Quasi nessuno ha sottolineato la coincidenza tra l’ottantatreesimo compleanno di papa Francesco e la pubblicazione da parte del Segretario di Stato vaticano del suo rescritto del 4 dicembre, del quale pure si è scritto molto, con il quale viene abolito il segreto di stato pontificio relativamente a denunce, processi e decisioni riguardanti i delitti citati nel primo articolo del recente motu proprio “Vos estis lux mundi”, e cioè: casi di violenza e di atti sessuali compiuti sotto minaccia o abuso di autorità; casi di abuso sui minori e su persone vulnerabili; casi di pedopornografia; casi di mancata denuncia e copertura degli abusatori da parte dei vescovi e dei superiori generali degli istituti religiosi.

L’atto non rappresenta in nessun modo una concessione a pressioni esterne sulla Chiesa o un’ammissione di incapacità nel reprimere con strumenti interni tale genere di reati, quanto invece un’ulteriore presa di distanza da quel “costantinismo” al quale papa Francesco è radicalmente contrario. La parola deriva dall’editto di Costantino del 313 che apriva la strada a una serie di provvedimenti che portarono a dotare la religione cristiana di uno statuto privilegiato all’interno dell’impero romano. Il pontificato di papa Francesco, a partire dal rifiuto della croce d’oro e dalla decisione di vivere negli spazi contenuti di Santa Marta, è stato teso a liberare la Chiesa dallo sfarzo eccessivo e da quel groviglio di rapporti con il potere politico che nel corso dei secoli si è andato creando attorno al suo apparato e che da sostegno della missione nel mondo si è trasformato in un grave ostacolo alla possibilità di agire liberamente e senza compromissioni nella società.
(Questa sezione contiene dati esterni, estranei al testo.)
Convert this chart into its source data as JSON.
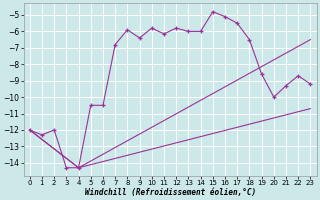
{
  "xlabel": "Windchill (Refroidissement éolien,°C)",
  "background_color": "#cce8e8",
  "grid_color": "#aacccc",
  "line_color": "#993399",
  "xlim": [
    -0.5,
    23.5
  ],
  "ylim": [
    -14.8,
    -4.3
  ],
  "yticks": [
    -14,
    -13,
    -12,
    -11,
    -10,
    -9,
    -8,
    -7,
    -6,
    -5
  ],
  "xticks": [
    0,
    1,
    2,
    3,
    4,
    5,
    6,
    7,
    8,
    9,
    10,
    11,
    12,
    13,
    14,
    15,
    16,
    17,
    18,
    19,
    20,
    21,
    22,
    23
  ],
  "line1_x": [
    0,
    1,
    2,
    3,
    4,
    5,
    6,
    7,
    8,
    9,
    10,
    11,
    12,
    13,
    14,
    15,
    16,
    17,
    18,
    19,
    20,
    21,
    22,
    23
  ],
  "line1_y": [
    -12.0,
    -12.3,
    -12.0,
    -14.3,
    -14.3,
    -10.5,
    -10.5,
    -6.8,
    -5.9,
    -6.4,
    -5.8,
    -6.15,
    -5.8,
    -6.0,
    -6.0,
    -4.8,
    -5.1,
    -5.5,
    -6.5,
    -8.6,
    -10.0,
    -9.3,
    -8.7,
    -9.2
  ],
  "line2_x": [
    0,
    4,
    23
  ],
  "line2_y": [
    -12.0,
    -14.3,
    -6.5
  ],
  "line3_x": [
    0,
    4,
    23
  ],
  "line3_y": [
    -12.0,
    -14.3,
    -10.7
  ]
}
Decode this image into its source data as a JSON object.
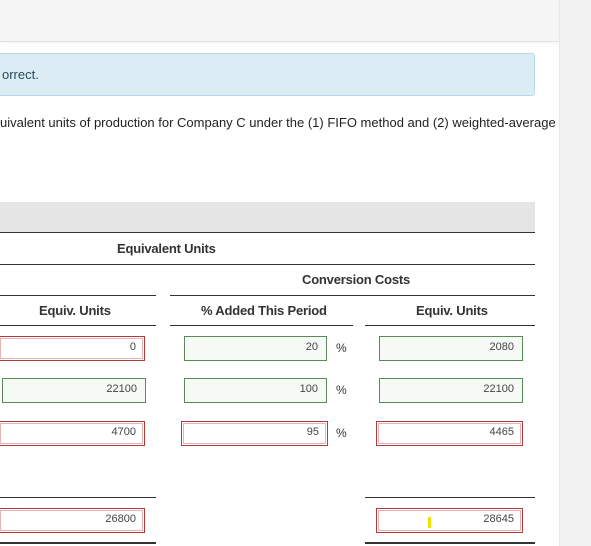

Il diritto di rifiutare la collaborazione con le autorità giudiziarie da parte della gerarchia ecclesiastica era ritenuto da alcuni una conquista, l’ottenimento di uno spazio di autonomia per la Chiesa insindacabile da parte del potere politico e dello stato laico. A loro una parte della Chiesa italiana si è peraltro rivolta, anche in anni non lontani recente, per chiedere quella tutela legislativa dei precetti di fede che per sua natura tende a produrre due risultati negativi: l’imposizione con la forza di ciò che andrebbe guadagnato con l’esempio e l’eccessiva contiguità, quando non la compromissione, delle strutture della Chiesa con quelle dei potentati esistenti nella società civile.

L’altra faccia di questa concezione del rapporto Chiesa Stato è stata rappresentata dai cosiddetti atei devoti, che pur non credenti cercavano nella prima un apparato sociologicamente stutturato al quale affidare il compito di stabilizzatore sociale e di garante delle tradizioni comunitarie. Che le chiese debbano inculturarsi, stabilendo un rapporto non superficiale con le comunità all’interno delle quali vivono è ormai dato per scontato e questo prevede una positiva e attiva partecipazione alla vita culturale dei popoli, ma secondo papa Francesco questo deve essere fatto senza propositi impositivi e soprattutto senza promiscuità con i vertici politici che li guidano. Perciò la decisione presa in tema di repressione penale da parte dei tribunali pubblici di reati a sfondo sessuale o della loro protezione da parte di ecclesiastici ha un valore anche programmatico, contribuisce al disegno di una Chiesa che rinuncia a tutele giuridiche improprie, o comunque compromissorie con il potere, per “alleggerirsi” e rivelarsi sempre più capace di compiere quel percorso di uscita verso la società e di avvicinamento ai poveri, ai marginali, agli ultimi e agli esclusi che rappresenta la sua vocazione irrinunciabile.

La coincidenza fra compleanno e pubblicazione del rescritto molto probabilmente vuol essere una sottolineatura del significato che papa Francesco intende dare alla decisione assunta, che per lui non è un cedimento ma la riaffermazione di un progetto dichiarato, parzialmente messo in atto e al cui sviluppo ulteriore non mancherà di impegnarsi.